To make matters worse, the distribution of income and wealth has mirrored that of the period between the wars. Real wages – adjusted for inflation – have barely risen for those on low and middle incomes; such growth as there has been has been snaffled by the better off. If you own a home or own shares, the past decade has been good for you. If you are in a low-wage job with only modest savings, life has not been nearly so comfortable.

All these factors – economic underperformance, the return to business as usual and the sense that we are not all in this together – have given rise to a different sort of politics: nationalistic, populist and angry. People in the 30s were susceptible to the cult of the strongman leader because parties of the centre-left and centre-right seemed impotent in the face of a financial crisis, triggered by the Wall Street crash. Now that cult – Putin in Russia; Modi in India; Erdoğan in Turkey; Trump in the US; Bolsonaro in Brazil – is back and for the same reason. Voters are no longer convinced that mainstream politics can deliver.

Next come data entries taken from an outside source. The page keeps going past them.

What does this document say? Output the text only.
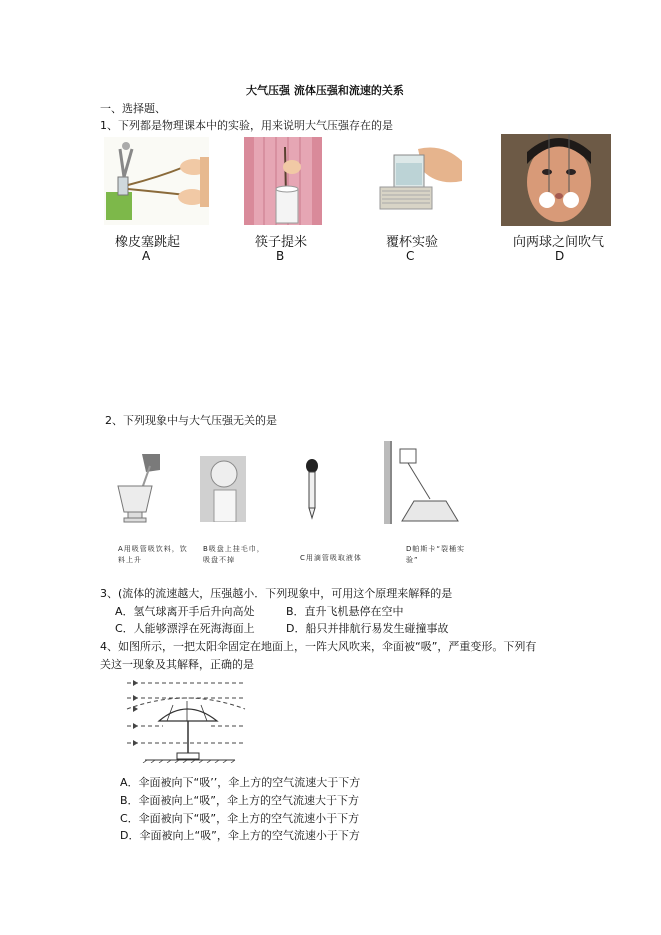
大气压强 流体压强和流速的关系
一、选择题、
1、下列都是物理课本中的实验，用来说明大气压强存在的是
橡皮塞跳起
A
筷子提米
B
覆杯实验
C
向两球之间吹气
D
2、下列现象中与大气压强无关的是
A用吸管吸饮料，饮料上升
B吸盘上挂毛巾，吸盘不掉	C用滴管吸取液体
D帕斯卡“裂桶实验”
3、(流体的流速越大，压强越小．下列现象中，可用这个原理来解释的是
A．氢气球离开手后升向高处	B．直升飞机悬停在空中
C．人能够漂浮在死海海面上	D．船只并排航行易发生碰撞事故
4、如图所示，一把太阳伞固定在地面上，一阵大风吹来，伞面被“吸”，严重变形。下列有
关这一现象及其解释，正确的是
A．伞面被向下“吸’’，伞上方的空气流速大于下方
B．伞面被向上“吸”，伞上方的空气流速大于下方
C．伞面被向下“吸”，伞上方的空气流速小于下方
D．伞面被向上“吸”，伞上方的空气流速小于下方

Protectionism is back, and, although Trump’s trade war with China is so far more of a trade skirmish, the direction of travel is clear. “America first” is the modern-day equivalent of US isolationism in the 20s and 30s. Governments that pledge to look after their own – through tariffs or immigration controls – have tapped into a genuine sense of unease about how the fruits of globalisation have been divvied up.

The 40s and 50s saw the creation of a network of multilateral organisations designed to prevent a return to the beggar-thy-neighbour world of the 30s and to embed the new social democratic order. These institutions – the International Monetary Fund, the World Bank, the World Trade Organization (conceived in the 1940s but created decades later) and the European Union – have all to a greater or lesser extent been captured by neoliberal ideology and by big business interests. Faith in international cooperation has frayed.

One seeming difference between the 2010s and the 1930s is the absence of an ideological clash. During the Great Depression, there were plenty of people in the west who saw Stalin’s five-year plans as a credible alternative to free-market capitalism. That struggle ended with the collapse of the Soviet Union and the spread of the market to parts of the world where it had previously been off limits.

In fact, there is a challenge to free-market capitalism and it is coming from environmentalism. On the one hand, there is an ideology that prioritises growth; on the other a belief system that sees the obsession with growth as an existential threat to the planet.

Britain’s fixation with Brexit means it is easy to portray Theresa May as Chamberlain and to see the prime minister’s recent abortive trip to the EU summit as her Munich. This, though, misses the bigger picture. Brexit is not the most important issue facing the world; it is not even the most important issue facing Britain.

Governments are aware of the risk posed by climate change. They know that they need to change the way their economies are run in order to hit targets for capping carbon emissions. They understand that time is not on their side. Yet at the UN summit in Poland they came up with an agreement they knew was inadequate to meet the challenge.

Katowice was the real Munich and the feeble UN accord the equivalent of the piece of paper Chamberlain brought back home with him from his meeting with Hitler. Appeasement doesn’t work and merely delays necessary policy action. That was true in the late 30s and it is true again today. Ultimately, policymakers have a choice. They can put their economies on an environmental war footing or they can continue to bottle it. In the 30s, they acted in time, but only just. For today’s appeasers, the moment of truth is nigh.